Now here is a video with a sq tubing bow brace sailing in light conditions (winds were 5-6 mph and the sea was pretty flat). Watch the bow of the boat, it doesn't flex or waver at all. Think of the bottom of the hull as rigid, then the braces as rigid with about 1 1/2 ft in between, think of the front section of the boat as a cardboard box with the hull bottom as the bottom of the box, the braces as the top of the box, and the side walls of the hull as the sides of the box. Now glue the box to a wall by one end (with the wall you are gluing to simulating the super strong mast area of the boat). Now go to the end of the box and push it up and down, you will see the sides trying to buckle a little as you add more force but the top of the box remains fairly straight. Now take that same box and cut a giant hole in the center of the top almost to the edges in the center (that's your hatch opening). The front of the box (simulating your bow) will wave up and down and back and forth like a flag. Now lay a rigid piece of plywood on top of the box loosely. When it's sitting still the plywood remains sealed against the top of the box (exactly the same as the hatch cover does). Now pull up and down and sideways on the front of the box (simulating wave action). You will see massive gaps forming in the opening continually as it moves around, this is where the water rushes like a flood into the hull. The actual seal type name eludes me right now, but think of a canning jar and a rigid lid, both the canning jar and the lid must remain rigid for the seal to work. Now think of the boat as a Tupperware container (flexible), and try to seal a rigid metal lid on top (doesn't happen), that simulates the hatch seal system that Hobie uses. Now go back to your cardboard box still hanging on the wall in your living room for no apparent reason, and your wife is about to leave you over this ( LOL). Now make a foam plug about an inch or two thick that fits perfectly into the opening of the box. This is what they call a cork in a bottle type seal (the same type seal used in the 8 inch twist and stow hatches). Now wiggle the end of the box up, down and sideways. You will see that the seal is much more solid, and the flex on the box is similar to when there was no hole at all.

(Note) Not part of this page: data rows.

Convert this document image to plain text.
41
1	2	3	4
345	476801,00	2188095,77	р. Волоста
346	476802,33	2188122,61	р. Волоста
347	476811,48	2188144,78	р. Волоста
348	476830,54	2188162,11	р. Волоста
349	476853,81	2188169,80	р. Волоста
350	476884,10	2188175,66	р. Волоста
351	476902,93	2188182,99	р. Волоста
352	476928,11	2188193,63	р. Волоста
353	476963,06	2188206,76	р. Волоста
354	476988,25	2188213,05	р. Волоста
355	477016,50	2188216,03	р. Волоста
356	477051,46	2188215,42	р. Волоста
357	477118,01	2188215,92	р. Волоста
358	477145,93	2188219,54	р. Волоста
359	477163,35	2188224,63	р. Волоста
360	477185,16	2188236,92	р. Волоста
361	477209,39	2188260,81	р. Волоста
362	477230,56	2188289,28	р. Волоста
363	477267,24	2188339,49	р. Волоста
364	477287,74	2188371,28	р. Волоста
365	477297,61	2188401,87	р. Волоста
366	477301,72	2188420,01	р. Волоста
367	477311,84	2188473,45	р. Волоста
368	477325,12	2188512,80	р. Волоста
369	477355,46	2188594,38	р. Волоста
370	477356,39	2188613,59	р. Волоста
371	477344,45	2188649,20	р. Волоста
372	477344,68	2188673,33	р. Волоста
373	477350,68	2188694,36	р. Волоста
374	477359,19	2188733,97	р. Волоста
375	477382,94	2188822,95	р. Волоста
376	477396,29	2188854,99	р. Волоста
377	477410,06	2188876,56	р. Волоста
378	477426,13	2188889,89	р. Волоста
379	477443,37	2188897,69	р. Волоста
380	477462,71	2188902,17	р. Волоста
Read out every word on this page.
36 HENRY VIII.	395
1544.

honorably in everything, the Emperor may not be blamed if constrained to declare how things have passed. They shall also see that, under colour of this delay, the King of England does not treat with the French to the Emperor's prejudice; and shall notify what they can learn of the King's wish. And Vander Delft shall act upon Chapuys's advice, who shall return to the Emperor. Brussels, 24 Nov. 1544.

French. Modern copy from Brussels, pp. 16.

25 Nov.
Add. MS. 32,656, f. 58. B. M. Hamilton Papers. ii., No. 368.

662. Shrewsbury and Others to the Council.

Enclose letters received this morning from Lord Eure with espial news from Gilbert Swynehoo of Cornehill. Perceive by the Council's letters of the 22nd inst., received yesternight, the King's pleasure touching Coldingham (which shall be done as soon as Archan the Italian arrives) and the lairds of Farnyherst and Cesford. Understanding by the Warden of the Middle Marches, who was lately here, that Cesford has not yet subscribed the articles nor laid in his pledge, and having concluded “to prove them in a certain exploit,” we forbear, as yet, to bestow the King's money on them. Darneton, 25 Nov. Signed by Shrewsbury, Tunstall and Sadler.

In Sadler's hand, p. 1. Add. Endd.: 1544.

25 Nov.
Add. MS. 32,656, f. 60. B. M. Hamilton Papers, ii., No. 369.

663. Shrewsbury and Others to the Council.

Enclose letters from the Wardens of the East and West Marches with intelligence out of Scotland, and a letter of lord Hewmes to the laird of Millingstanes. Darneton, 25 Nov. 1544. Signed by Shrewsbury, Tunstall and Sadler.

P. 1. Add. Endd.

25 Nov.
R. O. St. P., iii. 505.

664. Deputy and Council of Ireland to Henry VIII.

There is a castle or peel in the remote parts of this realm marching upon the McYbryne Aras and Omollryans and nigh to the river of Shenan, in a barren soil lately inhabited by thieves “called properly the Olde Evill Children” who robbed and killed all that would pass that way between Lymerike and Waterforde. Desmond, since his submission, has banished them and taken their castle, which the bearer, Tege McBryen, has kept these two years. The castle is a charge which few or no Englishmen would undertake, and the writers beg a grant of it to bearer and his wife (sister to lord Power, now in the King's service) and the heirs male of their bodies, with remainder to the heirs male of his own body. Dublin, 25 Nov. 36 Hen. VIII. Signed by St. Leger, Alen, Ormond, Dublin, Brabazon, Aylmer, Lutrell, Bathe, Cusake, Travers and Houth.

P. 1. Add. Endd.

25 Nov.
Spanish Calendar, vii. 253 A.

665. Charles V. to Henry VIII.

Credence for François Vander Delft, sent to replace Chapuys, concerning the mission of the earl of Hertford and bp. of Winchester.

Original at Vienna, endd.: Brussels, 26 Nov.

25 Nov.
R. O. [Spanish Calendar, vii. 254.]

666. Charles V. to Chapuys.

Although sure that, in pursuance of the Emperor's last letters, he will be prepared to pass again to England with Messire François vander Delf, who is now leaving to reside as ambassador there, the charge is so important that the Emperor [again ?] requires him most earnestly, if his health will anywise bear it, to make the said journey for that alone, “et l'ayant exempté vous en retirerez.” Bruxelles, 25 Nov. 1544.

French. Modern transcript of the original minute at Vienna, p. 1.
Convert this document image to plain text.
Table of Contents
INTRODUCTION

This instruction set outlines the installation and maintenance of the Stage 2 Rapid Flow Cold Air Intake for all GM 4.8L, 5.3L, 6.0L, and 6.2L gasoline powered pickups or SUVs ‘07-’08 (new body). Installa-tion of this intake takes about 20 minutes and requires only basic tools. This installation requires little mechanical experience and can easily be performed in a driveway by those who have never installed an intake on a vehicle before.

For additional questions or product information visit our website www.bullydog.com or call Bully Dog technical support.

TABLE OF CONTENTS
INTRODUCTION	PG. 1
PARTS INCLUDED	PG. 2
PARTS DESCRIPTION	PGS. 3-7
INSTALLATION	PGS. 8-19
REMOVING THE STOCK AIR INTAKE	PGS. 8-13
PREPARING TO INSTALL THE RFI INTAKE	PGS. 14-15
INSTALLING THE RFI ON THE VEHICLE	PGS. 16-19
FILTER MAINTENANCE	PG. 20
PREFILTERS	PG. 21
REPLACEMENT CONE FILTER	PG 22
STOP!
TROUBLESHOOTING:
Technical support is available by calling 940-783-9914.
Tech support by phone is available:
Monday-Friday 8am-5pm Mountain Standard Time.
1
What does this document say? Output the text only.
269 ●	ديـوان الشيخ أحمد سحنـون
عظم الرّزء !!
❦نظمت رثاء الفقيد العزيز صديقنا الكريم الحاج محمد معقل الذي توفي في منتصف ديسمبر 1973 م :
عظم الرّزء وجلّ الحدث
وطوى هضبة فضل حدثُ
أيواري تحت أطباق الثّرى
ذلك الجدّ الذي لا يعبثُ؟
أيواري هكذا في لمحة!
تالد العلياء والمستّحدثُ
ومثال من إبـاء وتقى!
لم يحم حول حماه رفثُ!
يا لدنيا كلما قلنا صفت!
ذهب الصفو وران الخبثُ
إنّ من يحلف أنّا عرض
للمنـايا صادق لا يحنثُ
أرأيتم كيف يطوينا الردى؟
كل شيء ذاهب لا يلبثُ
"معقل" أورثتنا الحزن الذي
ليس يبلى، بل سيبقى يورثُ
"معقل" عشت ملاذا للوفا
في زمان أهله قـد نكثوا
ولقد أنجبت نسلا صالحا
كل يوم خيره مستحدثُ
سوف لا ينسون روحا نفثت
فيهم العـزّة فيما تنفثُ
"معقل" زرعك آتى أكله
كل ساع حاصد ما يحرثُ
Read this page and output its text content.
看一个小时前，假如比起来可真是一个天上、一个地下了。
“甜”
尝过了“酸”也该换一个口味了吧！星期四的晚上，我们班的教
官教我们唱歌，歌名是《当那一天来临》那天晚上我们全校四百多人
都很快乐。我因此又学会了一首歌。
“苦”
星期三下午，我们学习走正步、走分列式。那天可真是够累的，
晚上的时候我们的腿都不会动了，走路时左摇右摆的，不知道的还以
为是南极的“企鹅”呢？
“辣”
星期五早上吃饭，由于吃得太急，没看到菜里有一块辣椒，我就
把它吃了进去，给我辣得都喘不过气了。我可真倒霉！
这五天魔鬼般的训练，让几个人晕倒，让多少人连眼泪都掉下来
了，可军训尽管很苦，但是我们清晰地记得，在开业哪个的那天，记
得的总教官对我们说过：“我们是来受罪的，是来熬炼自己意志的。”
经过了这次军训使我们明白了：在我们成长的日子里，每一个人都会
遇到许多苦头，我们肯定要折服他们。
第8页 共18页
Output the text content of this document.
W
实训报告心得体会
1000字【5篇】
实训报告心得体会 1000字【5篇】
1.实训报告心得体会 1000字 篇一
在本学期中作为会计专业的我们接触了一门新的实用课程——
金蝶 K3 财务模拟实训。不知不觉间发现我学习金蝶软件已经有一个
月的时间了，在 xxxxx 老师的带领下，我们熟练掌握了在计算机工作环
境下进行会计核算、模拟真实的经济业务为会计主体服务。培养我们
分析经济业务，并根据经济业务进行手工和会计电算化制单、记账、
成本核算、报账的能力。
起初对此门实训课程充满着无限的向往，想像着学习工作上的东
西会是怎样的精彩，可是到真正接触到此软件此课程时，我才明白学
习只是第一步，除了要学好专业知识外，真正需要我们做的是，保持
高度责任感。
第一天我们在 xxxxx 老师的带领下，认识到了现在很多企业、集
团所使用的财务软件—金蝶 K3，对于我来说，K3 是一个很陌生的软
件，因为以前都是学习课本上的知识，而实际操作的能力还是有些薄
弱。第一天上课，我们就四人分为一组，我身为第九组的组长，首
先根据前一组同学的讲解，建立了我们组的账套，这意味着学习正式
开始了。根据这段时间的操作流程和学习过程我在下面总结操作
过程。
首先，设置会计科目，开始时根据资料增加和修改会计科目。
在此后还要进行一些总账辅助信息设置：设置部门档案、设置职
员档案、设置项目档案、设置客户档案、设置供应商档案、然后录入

Sorry it took so long to get there with the explanation, and soooo much detail, but I can't explain it any other way.
We were averaging around 8-9 mph, and I think top speed for the day was around 11mph. I always measure the amount of water I take into the hull, we were out around 3 hrs that day and I took in about 2-3 cups of water into the hull (I have no idea where it comes in (probably a little from everywhere)), and we used about a dollars worth of gas (powersailing).
Even with all my hardening my TI takes on a lot of water in rougher conditions. Her and I went 3-4 miles offshore a couple days later in 12-15 mph winds and 3 ft rough chop offshore where I opened the boat up and pushed it pretty hard (which I normally don't do since it is mostly rigged for the very light conditions we normally have in this area), at times we were hitting 15-20 mph. Even with all the hardening I took in about 3 gallons of water into the hull in about an hour (even with all my junk the boat is still not suitable for offshore in anything over 15 mph winds and 3 ft chop). Of course I carry a nice pump on board (LOL), and all the required safety stuff, a Boat US membership, and triple redundant everything .
Seriously if you want a boat you can push hard offshore, I would be looking for something else (just my opinion).